If this sounds like a stretch, consider the statistics: the total number of lynching or extrajudicial killings in the name of religion between 1946 and the mid-80s of the Zia regime were two – yes, two. From the Zia years to 2014 these had risen to a harrowing 57 – yes, 57. Consider another set of disturbing data. The total number of blasphemy-related accusations between 1927 and the mid-80s (Zia years) were seven. From the mid-80s to 2014, the number rose to 1,335. Seeds of hatred and intolerance sprout late, but they surely do sprout.

So Mashal Khan is a victim of the opportunistic politics of the Musharraf era, infamous for dollar-deals with the US. But that alone isn’t sufficient as an explanation. The curse of the present times is an important part of the missing puzzle of the bestiality that became Mashal Khan’s tragic fate.

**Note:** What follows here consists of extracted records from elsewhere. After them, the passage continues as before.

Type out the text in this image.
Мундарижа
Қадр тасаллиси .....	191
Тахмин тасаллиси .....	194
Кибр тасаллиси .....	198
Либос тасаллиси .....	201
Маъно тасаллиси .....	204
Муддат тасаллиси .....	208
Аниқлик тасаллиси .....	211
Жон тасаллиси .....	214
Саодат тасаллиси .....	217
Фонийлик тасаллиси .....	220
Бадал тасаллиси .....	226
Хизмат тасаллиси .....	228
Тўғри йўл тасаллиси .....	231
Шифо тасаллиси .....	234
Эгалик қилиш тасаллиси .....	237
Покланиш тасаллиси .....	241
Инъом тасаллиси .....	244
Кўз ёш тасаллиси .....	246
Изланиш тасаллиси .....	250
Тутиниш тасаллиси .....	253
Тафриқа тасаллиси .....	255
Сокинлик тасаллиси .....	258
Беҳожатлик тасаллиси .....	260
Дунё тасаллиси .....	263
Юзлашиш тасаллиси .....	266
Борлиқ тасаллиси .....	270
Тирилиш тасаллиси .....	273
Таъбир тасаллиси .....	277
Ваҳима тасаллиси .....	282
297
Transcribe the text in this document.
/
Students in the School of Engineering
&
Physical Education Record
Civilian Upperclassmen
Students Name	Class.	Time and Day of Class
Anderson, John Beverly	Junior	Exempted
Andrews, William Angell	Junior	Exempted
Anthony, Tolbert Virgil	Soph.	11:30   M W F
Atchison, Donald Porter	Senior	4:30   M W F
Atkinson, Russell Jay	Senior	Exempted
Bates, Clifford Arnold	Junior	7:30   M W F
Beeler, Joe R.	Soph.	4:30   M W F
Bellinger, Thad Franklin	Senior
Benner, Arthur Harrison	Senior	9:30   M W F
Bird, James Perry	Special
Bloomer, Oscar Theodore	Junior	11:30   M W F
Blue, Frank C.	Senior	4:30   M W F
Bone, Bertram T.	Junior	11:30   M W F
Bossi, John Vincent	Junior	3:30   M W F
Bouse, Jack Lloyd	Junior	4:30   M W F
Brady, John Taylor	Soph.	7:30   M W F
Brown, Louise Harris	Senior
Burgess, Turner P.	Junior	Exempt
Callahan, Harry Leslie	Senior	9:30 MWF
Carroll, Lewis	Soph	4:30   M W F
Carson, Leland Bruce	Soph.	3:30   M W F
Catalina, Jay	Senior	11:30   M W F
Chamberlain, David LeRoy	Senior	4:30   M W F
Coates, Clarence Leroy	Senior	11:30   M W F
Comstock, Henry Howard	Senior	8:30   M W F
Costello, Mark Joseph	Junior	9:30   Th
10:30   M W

Over the last few years, freedom of speech has become licentious. There are judgements all around. These are mostly about demeaning the other and defining people as enemies who deserve no sympathy.

These judgements have gone beyond distributing degrees of patriotism; these are now religious decrees about others’ faith and about their qualification to be Muslim. The unbridled social media is ticking up this trend. Commercialisation of religion on TV channels has aggravated it further, with each in a rat race to establish that it has the best understanding of the code of Islam. Mostly this ‘best’ is all about calling the other the worst. Sectarianism is paraded as diversity of opinion. Fatwas are delivered as analysis. Calling others kafirs, jahils, infidels, atheists (in the popularly misunderstood sense), non-believers, ‘murtads’, enemies of Islam etc is now a trend. With their little knowledge, Wikipedia information, inadequate lives, personal failures, short tempers and long tongues, these hatemongers are all over the place – infecting minds, poisoning hearts, darkening souls.

As if this wasn’t bad enough, you have state institutions perceived to be patronising these witch-hunters, who appear on television every night and spout hate laced with desperate threats. They incite the public, take names and openly declare groups (not just individuals) to be outside the circle of Islam, and therefore deserving of terrible death. The whole system knows what this is about. The judges know it. Pemra knows it. The prime minister knows it. The army chief knows it. And yet, there is nothing anyone can do about it because these witch-hunters are the designated issuers of black warrants on the media. The state loves them. They love themselves.

It is demons like these that defile sanity. These are products that find ready replicas in universities, colleges, on the streets and inside homes. These characters father fetishisation with violence and thrill to kill for causes that are not even remotely connected with the spirit or letter of religion. The state backs them. The state protects them and then when they (or those like them) drag a student’s body through the corridors of a university with the aim to burn it, the state goes into a state of hypocritical shock and remorse. Mashal Khan could not have been saved, not even by a hundred guards. He, after all, lived in the age of free fatwas available at a price.

The writer is former executive editor of The News and a senior journalist with Geo TV.